Property developer Italpinas Euroasian Design and Eco-Development Corporation (ITPI) is a strong advocate of the concept of biomimicry in their buildings.

ITPI is an Italian-Filipino company known for its advocacy for, and practice of, sustainable architecture and development around the country. The developer supports ‘biomimicry’ because it believes there is no richer source of inspiration than nature for buildings to work.

Its first property in Cagayan de Oro called Primavera Residences recently garnered a Five Star Award for Best Mixed-Use Development in the Philippines at the Asia Pacific Property Awards 2014-2015.

Chairman and CEO of ITPI, architect Romolo V. Nati explains that the biomimicry concept has been around for centuries, citing a famous historical example of how scientist Leonardo da Vinci copied the wings of a bat to invent his own flying machine.

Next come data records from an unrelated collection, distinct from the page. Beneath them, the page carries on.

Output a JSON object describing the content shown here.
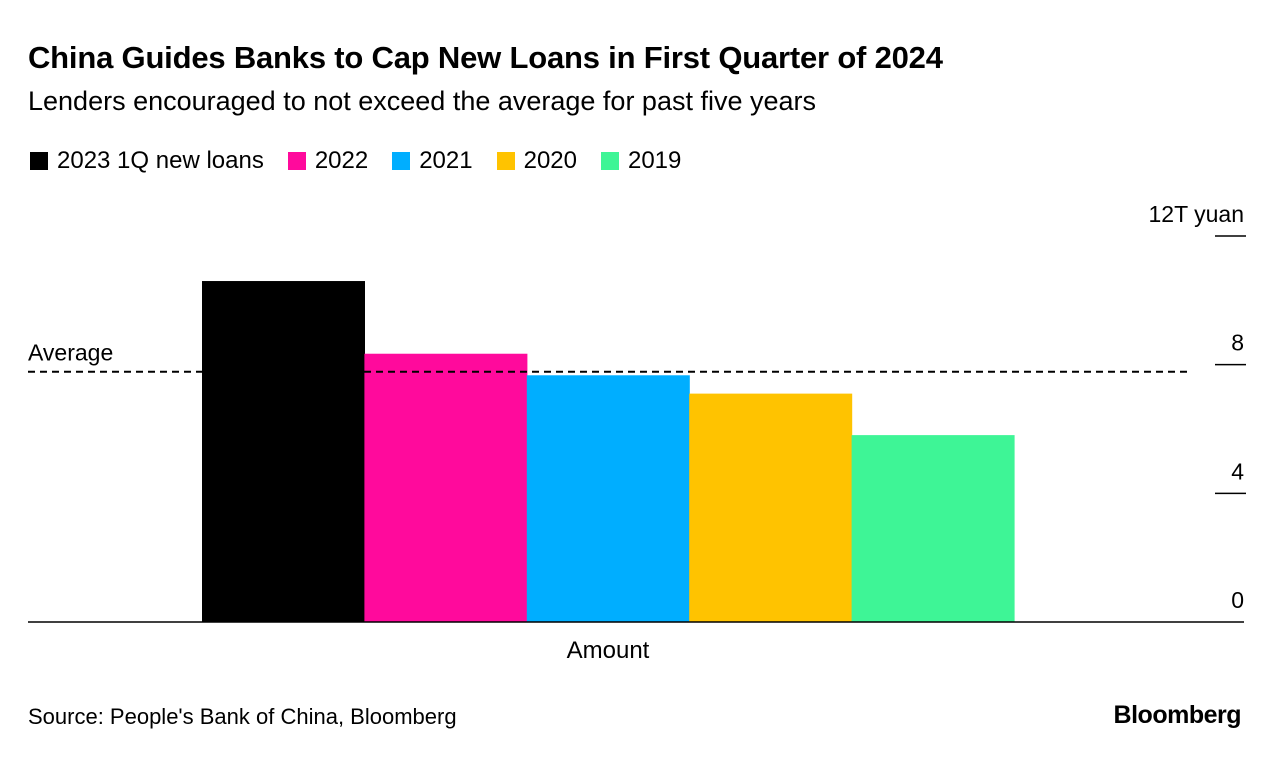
{
  "header": {
    "title": "China Guides Banks to Cap New Loans in First Quarter of 2024",
    "subtitle": "Lenders encouraged to not exceed the average for past five years"
  },
  "footer": {
    "source": "Source: People's Bank of China, Bloomberg",
    "brand": "Bloomberg"
  },
  "chart_data": {
    "type": "bar",
    "categories": [
      "Amount"
    ],
    "xlabel": "Amount",
    "ylabel": "",
    "unit_label": "12T yuan",
    "ylim": [
      0,
      12
    ],
    "yticks": [
      0,
      4,
      8,
      12
    ],
    "ytick_labels": [
      "0",
      "4",
      "8",
      "12T yuan"
    ],
    "series": [
      {
        "name": "2023 1Q new loans",
        "color": "#000000",
        "values": [
          10.6
        ]
      },
      {
        "name": "2022",
        "color": "#ff0a9c",
        "values": [
          8.34
        ]
      },
      {
        "name": "2021",
        "color": "#00aeff",
        "values": [
          7.67
        ]
      },
      {
        "name": "2020",
        "color": "#ffc300",
        "values": [
          7.1
        ]
      },
      {
        "name": "2019",
        "color": "#3ef596",
        "values": [
          5.81
        ]
      }
    ],
    "reference_line": {
      "label": "Average",
      "value": 7.78,
      "style": "dashed"
    },
    "legend_position": "top-left",
    "grid": false
  }
}
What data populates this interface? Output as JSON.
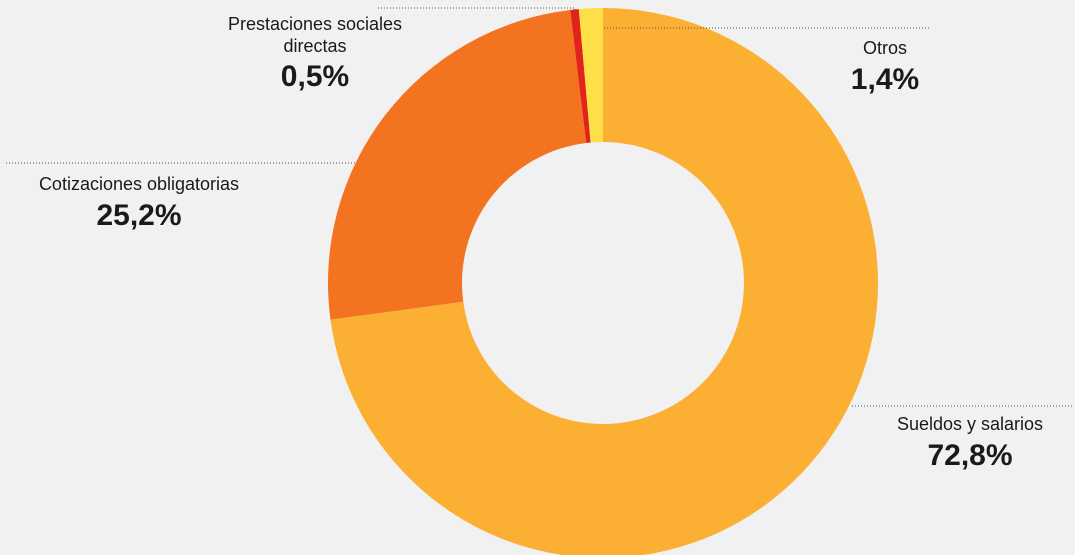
{
  "chart_data": {
    "type": "pie",
    "donut": true,
    "categories": [
      "Sueldos y salarios",
      "Cotizaciones obligatorias",
      "Prestaciones sociales directas",
      "Otros"
    ],
    "values": [
      72.8,
      25.2,
      0.5,
      1.4
    ],
    "labels": [
      "72,8%",
      "25,2%",
      "0,5%",
      "1,4%"
    ],
    "colors": [
      "#fbb034",
      "#f37321",
      "#e2231a",
      "#fde047"
    ],
    "label_names": {
      "sueldos": "Sueldos y salarios",
      "cotizaciones": "Cotizaciones obligatorias",
      "prestaciones_line1": "Prestaciones sociales",
      "prestaciones_line2": "directas",
      "otros": "Otros"
    },
    "label_values": {
      "sueldos": "72,8%",
      "cotizaciones": "25,2%",
      "prestaciones": "0,5%",
      "otros": "1,4%"
    }
  }
}
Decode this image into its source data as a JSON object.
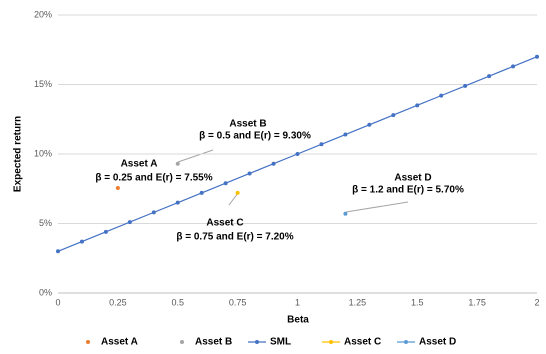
{
  "chart_data": {
    "type": "scatter",
    "x_label": "Beta",
    "y_label": "Expected return",
    "xlim": [
      0,
      2
    ],
    "xticks": [
      0,
      0.25,
      0.5,
      0.75,
      1,
      1.25,
      1.5,
      1.75,
      2
    ],
    "ylim": [
      0,
      20
    ],
    "yticks": [
      {
        "value": 0,
        "label": "0%"
      },
      {
        "value": 5,
        "label": "5%"
      },
      {
        "value": 10,
        "label": "10%"
      },
      {
        "value": 15,
        "label": "15%"
      },
      {
        "value": 20,
        "label": "20%"
      }
    ],
    "grid": true,
    "legend": "bottom",
    "series": [
      {
        "name": "Asset A",
        "color": "#ed7d31",
        "line": false,
        "x": [
          0.25
        ],
        "values": [
          7.55
        ]
      },
      {
        "name": "Asset B",
        "color": "#a5a5a5",
        "line": false,
        "x": [
          0.5
        ],
        "values": [
          9.3
        ]
      },
      {
        "name": "SML",
        "color": "#4472c4",
        "line": true,
        "x": [
          0,
          0.1,
          0.2,
          0.3,
          0.4,
          0.5,
          0.6,
          0.7,
          0.8,
          0.9,
          1,
          1.1,
          1.2,
          1.3,
          1.4,
          1.5,
          1.6,
          1.7,
          1.8,
          1.9,
          2
        ],
        "values": [
          3,
          3.7,
          4.4,
          5.1,
          5.8,
          6.5,
          7.2,
          7.9,
          8.6,
          9.3,
          10,
          10.7,
          11.4,
          12.1,
          12.8,
          13.5,
          14.2,
          14.9,
          15.6,
          16.3,
          17
        ]
      },
      {
        "name": "Asset C",
        "color": "#ffc000",
        "line": true,
        "x": [
          0.75
        ],
        "values": [
          7.2
        ]
      },
      {
        "name": "Asset D",
        "color": "#5b9bd5",
        "line": true,
        "x": [
          1.2
        ],
        "values": [
          5.7
        ]
      }
    ],
    "annotations": [
      {
        "title": "Asset A",
        "text": "β = 0.25 and E(r) = 7.55%"
      },
      {
        "title": "Asset B",
        "text": "β = 0.5 and E(r) = 9.30%"
      },
      {
        "title": "Asset C",
        "text": "β = 0.75 and E(r) = 7.20%"
      },
      {
        "title": "Asset D",
        "text": "β = 1.2 and E(r) = 5.70%"
      }
    ]
  }
}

Pointing out how consumption of natural resources and human development were in balance up to a certain point in history, Nati observes that the balance was broken primarily because of a cultural misconception that resources were infinite and man had total control over nature. For man to change, his thinking has to change first, which will positively impact cities.

For instance, property developers often copy models from around the world, which is wrong because something that works elsewhere may not work in another location. Additionally, developments tend to work against nature instead of adapting to it, resulting in structures becoming too dependent on artificial cooling systems, which contribute to rising CO2 levels.

Describing nature as actually the most intelligent designer with plants, animals and natural structures all designed with a purpose and function, Nati says the learnings from nature should be used and adapted to building design, to solve ventilation problems such as cooling and temperature control.

For the award-winning Primavera Residences, for instance, ITPI took inspiration from an anthill. One of Primavera Residences’ most prominent passive green features, the central column in the middle of every building, takes its cue from the hollow opening to the ant colony used for transporting materials and for ventilation.

The central column allows natural light into the building, diminishing the need for artificial lighting, and creates a funnel effect that allows air inside the building and distributes it to cross-facing units. Cantilevered edges absorb the sun’s heat before it hits the windows, helping to reduce the building temperature.

At its Coral City project, another architectural concept based on biomimicry, ITPI took inspiration from coral with the 30,000 sqm green complex featuring individual, interconnected buildings in ring-like shapes that can withstand earthquakes, typhoons and floods.

Architect Nati says one of the most significant benefits of looking to nature for design inspiration has been the huge savings achieved on construction costs. For instance, by incorporating passive design features, they don’t need to use expensive equipment or hire speciality green construction firms to construct their designs.

ITPI’s design inspiration is helping property buyers save money, with 20% savings being achieved on electricity thanks to the green features.